You need to learn how to properly do barbell leg lifts, though, or else you might end up hurting yourself or even hurting your chances at looking like the fitness model you’ve always dreamed of being.
First, you need to learn what the barbell leg workout exercises are. There are a lot of different barbell leg lifts, but they are all basically the same. There’s the standard barbell leg workouts, which is lying leg curls. There’s also the incline barbell leg workout, which is using a dumbbell and raising it up by leaning on it. The last type of barbell leg workout, we’re going to talk about is the decline barbell leg workout, which is performing straight knee raises on a decline bench.
Use Different Parts Of Your Body
The first thing you have to know about these workouts is that they all use different parts of your body, but they all use three major muscles: your quads (your upper legs), your hamstrings (your buttocks), and your calves (the muscles in your back). Depending on the exercise you use, you’ll want to focus on one or more of those muscles. For example, if you use barbell leg curls, you’ll focus on working your quads, which are located near your hip bones. If you use the inclined dumbbells, you’ll focus on your hamstrings.
If you’re new to barbell leg workouts, it can help to understand a little bit about anatomy. Your legs are made up of three compartments. Your gastrocnemius is the smallest muscle, and it wraps around your hip bone. The gastrocnemius is the main muscle that helps you maintain a straight spine. The hamstrings are the ones that allow you to bend your knees.

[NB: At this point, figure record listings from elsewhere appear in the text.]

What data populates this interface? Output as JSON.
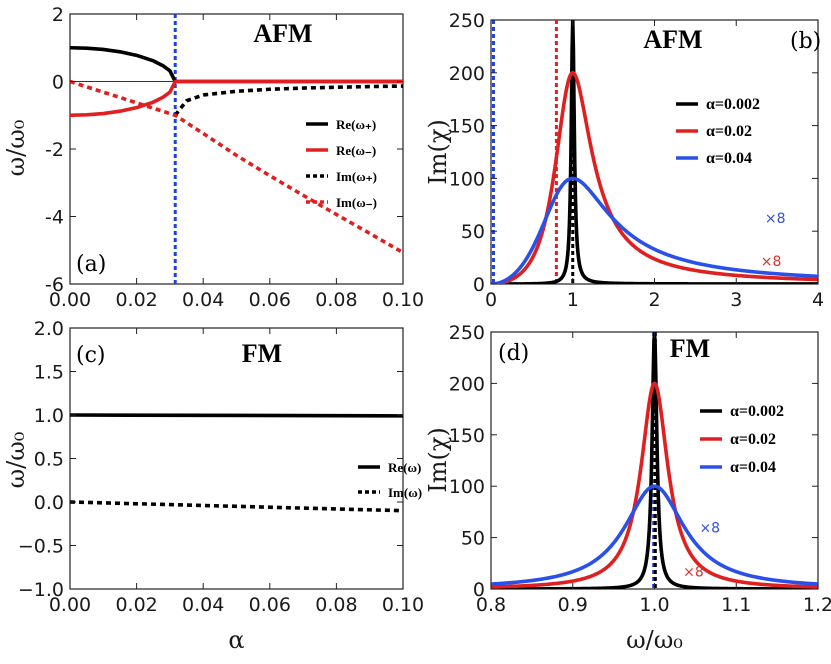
{
  "chart_data": [
    {
      "panel": "(a)",
      "type": "line",
      "title": "AFM",
      "xlabel": "",
      "ylabel": "ω/ω₀",
      "xlim": [
        0,
        0.1
      ],
      "ylim": [
        -6,
        2
      ],
      "xticks": [
        0,
        0.02,
        0.04,
        0.06,
        0.08,
        0.1
      ],
      "xtick_labels": [
        "0.00",
        "0.02",
        "0.04",
        "0.06",
        "0.08",
        "0.10"
      ],
      "yticks": [
        2,
        0,
        -2,
        -4,
        -6
      ],
      "ytick_labels": [
        "2",
        "0",
        "-2",
        "-4",
        "-6"
      ],
      "vline": {
        "x": 0.0316,
        "color": "#2040e0"
      },
      "zero_line": true,
      "legend_position": "center-right",
      "series": [
        {
          "name": "Re(ω₊)",
          "color": "#000000",
          "dashed": false,
          "points": [
            [
              0,
              1.0
            ],
            [
              0.005,
              0.987
            ],
            [
              0.01,
              0.949
            ],
            [
              0.015,
              0.88
            ],
            [
              0.02,
              0.775
            ],
            [
              0.025,
              0.612
            ],
            [
              0.028,
              0.463
            ],
            [
              0.03,
              0.316
            ],
            [
              0.0316,
              0.0
            ],
            [
              0.1,
              0.0
            ]
          ]
        },
        {
          "name": "Re(ω₋)",
          "color": "#e02020",
          "dashed": false,
          "points": [
            [
              0,
              -1.0
            ],
            [
              0.005,
              -0.987
            ],
            [
              0.01,
              -0.949
            ],
            [
              0.015,
              -0.88
            ],
            [
              0.02,
              -0.775
            ],
            [
              0.025,
              -0.612
            ],
            [
              0.028,
              -0.463
            ],
            [
              0.03,
              -0.316
            ],
            [
              0.0316,
              0.0
            ],
            [
              0.1,
              0.0
            ]
          ]
        },
        {
          "name": "Im(ω₊)",
          "color": "#000000",
          "dashed": true,
          "points": [
            [
              0.0316,
              -1.0
            ],
            [
              0.035,
              -0.57
            ],
            [
              0.04,
              -0.4
            ],
            [
              0.05,
              -0.29
            ],
            [
              0.06,
              -0.23
            ],
            [
              0.07,
              -0.195
            ],
            [
              0.08,
              -0.17
            ],
            [
              0.09,
              -0.15
            ],
            [
              0.1,
              -0.135
            ]
          ]
        },
        {
          "name": "Im(ω₋)",
          "color": "#e02020",
          "dashed": true,
          "points": [
            [
              0,
              0.0
            ],
            [
              0.01,
              -0.316
            ],
            [
              0.02,
              -0.632
            ],
            [
              0.03,
              -0.95
            ],
            [
              0.0316,
              -1.0
            ],
            [
              0.04,
              -1.54
            ],
            [
              0.05,
              -2.19
            ],
            [
              0.06,
              -2.79
            ],
            [
              0.07,
              -3.37
            ],
            [
              0.08,
              -3.94
            ],
            [
              0.09,
              -4.5
            ],
            [
              0.1,
              -5.07
            ]
          ]
        }
      ]
    },
    {
      "panel": "(b)",
      "type": "line",
      "title": "AFM",
      "xlabel": "",
      "ylabel": "Im(χ)",
      "xlim": [
        0,
        4
      ],
      "ylim": [
        0,
        250
      ],
      "xticks": [
        0,
        1,
        2,
        3,
        4
      ],
      "xtick_labels": [
        "0",
        "1",
        "2",
        "3",
        "4"
      ],
      "yticks": [
        0,
        50,
        100,
        150,
        200,
        250
      ],
      "ytick_labels": [
        "0",
        "50",
        "100",
        "150",
        "200",
        "250"
      ],
      "vlines": [
        {
          "x": 0.03,
          "color": "#2040e0"
        },
        {
          "x": 0.8,
          "color": "#e02020"
        },
        {
          "x": 1.0,
          "color": "#000000"
        }
      ],
      "annotations": [
        {
          "text": "×8",
          "x": 3.35,
          "y": 58,
          "color": "#3050e0"
        },
        {
          "text": "×8",
          "x": 3.3,
          "y": 17,
          "color": "#e03030"
        }
      ],
      "legend_position": "top-right",
      "series": [
        {
          "name": "α=0.002",
          "color": "#000000",
          "damping": 0.002,
          "peak": 250,
          "scale": 1
        },
        {
          "name": "α=0.02",
          "color": "#e02020",
          "damping": 0.02,
          "peak": 200,
          "scale": 8
        },
        {
          "name": "α=0.04",
          "color": "#2a50e8",
          "damping": 0.04,
          "peak": 100,
          "scale": 8
        }
      ]
    },
    {
      "panel": "(c)",
      "type": "line",
      "title": "FM",
      "xlabel": "α",
      "ylabel": "ω/ω₀",
      "xlim": [
        0,
        0.1
      ],
      "ylim": [
        -1,
        2
      ],
      "xticks": [
        0,
        0.02,
        0.04,
        0.06,
        0.08,
        0.1
      ],
      "xtick_labels": [
        "0.00",
        "0.02",
        "0.04",
        "0.06",
        "0.08",
        "0.10"
      ],
      "yticks": [
        2,
        1.5,
        1,
        0.5,
        0,
        -0.5,
        -1
      ],
      "ytick_labels": [
        "2.0",
        "1.5",
        "1.0",
        "0.5",
        "0.0",
        "−0.5",
        "−1.0"
      ],
      "legend_position": "center-right",
      "series": [
        {
          "name": "Re(ω)",
          "color": "#000000",
          "dashed": false,
          "points": [
            [
              0,
              1.0
            ],
            [
              0.1,
              0.99
            ]
          ]
        },
        {
          "name": "Im(ω)",
          "color": "#000000",
          "dashed": true,
          "points": [
            [
              0,
              0.0
            ],
            [
              0.1,
              -0.1
            ]
          ]
        }
      ]
    },
    {
      "panel": "(d)",
      "type": "line",
      "title": "FM",
      "xlabel": "ω/ω₀",
      "ylabel": "Im(χ)",
      "xlim": [
        0.8,
        1.2
      ],
      "ylim": [
        0,
        250
      ],
      "xticks": [
        0.8,
        0.9,
        1.0,
        1.1,
        1.2
      ],
      "xtick_labels": [
        "0.8",
        "0.9",
        "1.0",
        "1.1",
        "1.2"
      ],
      "yticks": [
        0,
        50,
        100,
        150,
        200,
        250
      ],
      "ytick_labels": [
        "0",
        "50",
        "100",
        "150",
        "200",
        "250"
      ],
      "vlines": [
        {
          "x": 0.999,
          "color": "#2040e0"
        },
        {
          "x": 1.001,
          "color": "#000000"
        }
      ],
      "annotations": [
        {
          "text": "×8",
          "x": 1.055,
          "y": 55,
          "color": "#3050e0"
        },
        {
          "text": "×8",
          "x": 1.035,
          "y": 12,
          "color": "#e03030"
        }
      ],
      "legend_position": "top-right",
      "series": [
        {
          "name": "α=0.002",
          "color": "#000000",
          "damping": 0.002,
          "peak": 250,
          "scale": 1
        },
        {
          "name": "α=0.02",
          "color": "#e02020",
          "damping": 0.02,
          "peak": 200,
          "scale": 8
        },
        {
          "name": "α=0.04",
          "color": "#2a50e8",
          "damping": 0.04,
          "peak": 100,
          "scale": 8
        }
      ]
    }
  ]
}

Target These Three Muscles
When you perform a barbell leg workout, you’re going to target these three muscles, as well as the smaller muscles in your thighs and calves. That’s why you’re performing the exercise in this manner. You want to get a good cardio workout that also provides some strength training.
There are many exercises that can be done with barbell leg workouts. They include deadlifts, squats, lunges, and step ups. If you have access to weights, you can even use cable pulley systems to add resistance. Another way to get a great cardio exercise is to run in place for a minute, taking a quarter of a mile in each direction. This is a great way to get a full-body workout, and you can do this for as long as you want.
Visit A Gym For Equipment
So, what are you waiting for? If you’re tired of being overweight, or you want to get in shape fast, learn more about barbell leg workouts and get started. You can either visit a gym for equipment, or if you’re more comfortable doing it at home, I have two free exercise videos that you can purchase from my website.
Start doing leg lifts, squats, lunges, and step ups today. Use this information to get in the best shape of your life, and build more muscle mass. You’ll be glad you did. Also, remember that what you eat is just as important as what you exercise. With a proper diet, you’ll burn calories faster and gain weight with ease.
Stand In Front Of A Chair Or Table
To begin your barbell leg workout, stand in front of a chair or table. Lift your feet until they touch the floor. Hold your hands at shoulder width apart. Now, squat down as far as you can while maintaining a perfect balance.
Next, lift the barbell straight up until your chest is only inches away from your thighs. Squat down until your chest is again inches from your thighs. Lift the barbell back down slowly. Do as many reps as you can. Now, lower the barbell gently to the original position and repeat. As you can see, you’re not only strengthening your legs, but your entire core, for a complete body workout.
If you can perform these three exercises within thirty minutes, you’ve got a full barbell leg workout. As always, be careful when lifting weights. Be mindful of where your arms are located and when you are over-extending your range of motion. This could result in injury, so always pay attention to where your hands are pointed.